Numa madrugada fria e chuvosa de 2013, a Brigada Militar precisou retirar do caminho manifestantes pendurados em galhos de árvores que impediam o avanço da duplicação da Avenida Beira-Rio, na região do Gasômetro, em Porto Alegre. Era o último entrave para garantir a continuidade da obra, que previa também a reforma e ampliação da Praça Júlio Mesquita, conhecida como "Praça do Aeromóvel".
Naquela mesma tarde, seguiram-se debates furiosos na Câmara de Vereadores acusando a prefeitura da época de "derrubar árvores para tornar a cidade mais pobre do ponto de vista cultural, uma cidade em que o fluxo de veículos está acima do valor das pessoas". Quatro anos e meio depois, a Praça do Aeromóvel se tornou um dos locais mais bonitos da cidade. Tem uma área maior do que era a antiga praça, com mais árvores, está mais limpa e fica lotada em dias de sol. Um cartão-postal.
Movimento parecido de tentativa de impedir a evolução da Capital surgiu meses depois, com a proposta de ampliação do Hospital de Clínicas. Dinheiro não era problema.
O governo federal garantia a verba necessária para a transformação. Mas, para começar as obras que vão quase dobrar a estrutura do Clínicas, era preciso cortar árvores, nenhuma delas nativa. Em troca, o projeto previa a compensação ambiental
com o plantio de mais árvores em outro local. Mas isso não foi suficiente. Idealistas fizeram barulho e chegaram a redigir uma ação judicial para impedir a retirada da vegetação dali.
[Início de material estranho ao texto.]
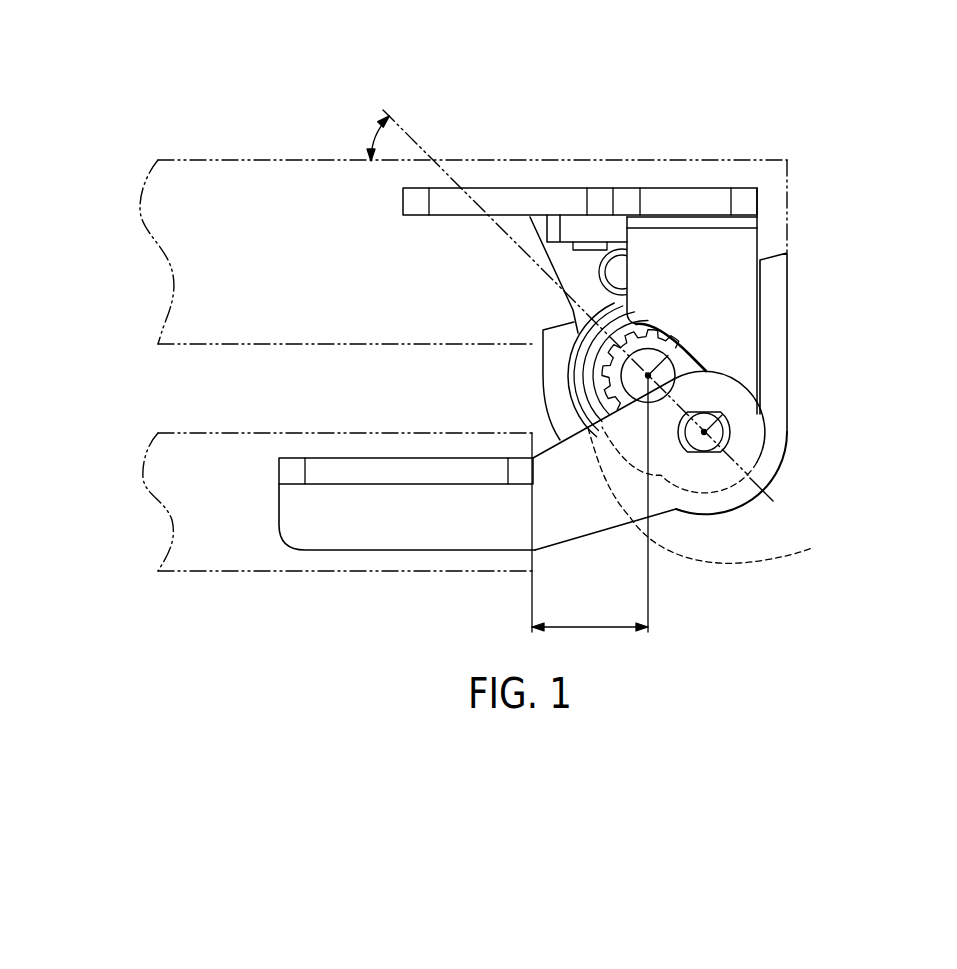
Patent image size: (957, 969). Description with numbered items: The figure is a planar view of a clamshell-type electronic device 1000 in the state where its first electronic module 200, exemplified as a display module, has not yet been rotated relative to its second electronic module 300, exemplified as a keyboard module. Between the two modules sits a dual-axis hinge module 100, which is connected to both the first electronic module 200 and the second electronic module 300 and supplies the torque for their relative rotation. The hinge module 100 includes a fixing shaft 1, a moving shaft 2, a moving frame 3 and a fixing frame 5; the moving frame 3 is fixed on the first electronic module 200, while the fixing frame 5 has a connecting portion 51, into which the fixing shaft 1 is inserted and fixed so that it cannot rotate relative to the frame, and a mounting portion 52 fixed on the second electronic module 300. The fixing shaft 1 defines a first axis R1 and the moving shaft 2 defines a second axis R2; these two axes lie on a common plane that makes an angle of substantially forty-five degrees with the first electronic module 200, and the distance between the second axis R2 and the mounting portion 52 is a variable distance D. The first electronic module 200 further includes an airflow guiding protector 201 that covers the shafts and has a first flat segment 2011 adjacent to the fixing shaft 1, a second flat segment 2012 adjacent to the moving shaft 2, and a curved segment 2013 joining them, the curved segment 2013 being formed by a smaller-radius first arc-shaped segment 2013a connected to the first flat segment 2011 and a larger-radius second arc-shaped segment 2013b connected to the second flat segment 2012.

Qualquer atraso poderia colocar em risco a liberação dos recursos federais. Nesse caso, o movimento acabou sufocado por uma questão mais urgente: a construção de mais vagas em hospital que atende pelo SUS, que tenta resolver um problema histórico de Porto Alegre. Ainda bem, a ideia de preservar meia dúzia de árvores em detrimento de um novo hospital virou só um episódio inexpressivo no anedotário da cidade.
Agora o novo Clínicas está quase pronto e não se tem notícia de que a cidade tenha ficado "menos verde". Pelo contrário, Porto Alegre continua sendo, de longe, uma das mais arborizadas do país.
O transporte hidroviário no Guaíba é outro exemplo. Antes de operar regularmente, a empresa que explora o serviço passou anos tentando vencer a burocracia do Estado. Nessa espera, ofereceu-se para transportar de graça passageiros de Guaíba para a Capital. Era uma maneira de testar o serviço, calcular tempos de embarque e desembarque e captar a reação dos passageiros ao novo serviço. Tudo isso sem cobrar tarifa!
Não recebeu a autorização do governo do Estado à época. A explicação? Ficou perdida em algum escaninho do governo.
Nestes primeiros anos do século 21, Porto Alegre não foi derrotada só pela má gestão do poder público. Perdemos tempo demais com discussões ancestrais e sem futuro. Não acompanhamos o ritmo da evolução necessária para fazer da capital gaúcha uma cidade melhor.
As pessoas contrárias ao projeto do entorno do Gasômetro nunca se perguntaram se aquela obra poderia significar também o surgimento de uma nova área de lazer. O importante era se opor ao "avanço do rodoviarismo". Perderam-se tempo e dinheiro, e um projeto de revitalização quase foi por água abaixo em nome de uma causa sem sentido.
Nos debates sobre qualquer coisa que acontece na cidade, todos parecem ter uma solução perfeita para tudo. A verdade é que não há uma solução perfeita. Essa cidade não existe. Existe, sim, a possibilidade de uma cidade um pouco melhor, e Porto Alegre não consegue, sequer, atingir esse patamar.
Para evoluir, é preciso fazer sacrifícios, abrir mão, ceder e, muito possivelmente, desagradar opiniões. Alguém vai sair descontente. Basta reconhecer que uma avenida a mais não vai estragar a cidade. Em vez disso, pode trazer outros resultados que a melhoram – para todo mundo.
Idealizam uma cidade perfeita olhando apenas sob a perspectiva de cada um, com base na ideologia de cada grupo, sem se preocupar com a evolução para todos. Que em 2018 possamos chegar à maioridade nos nossos debates.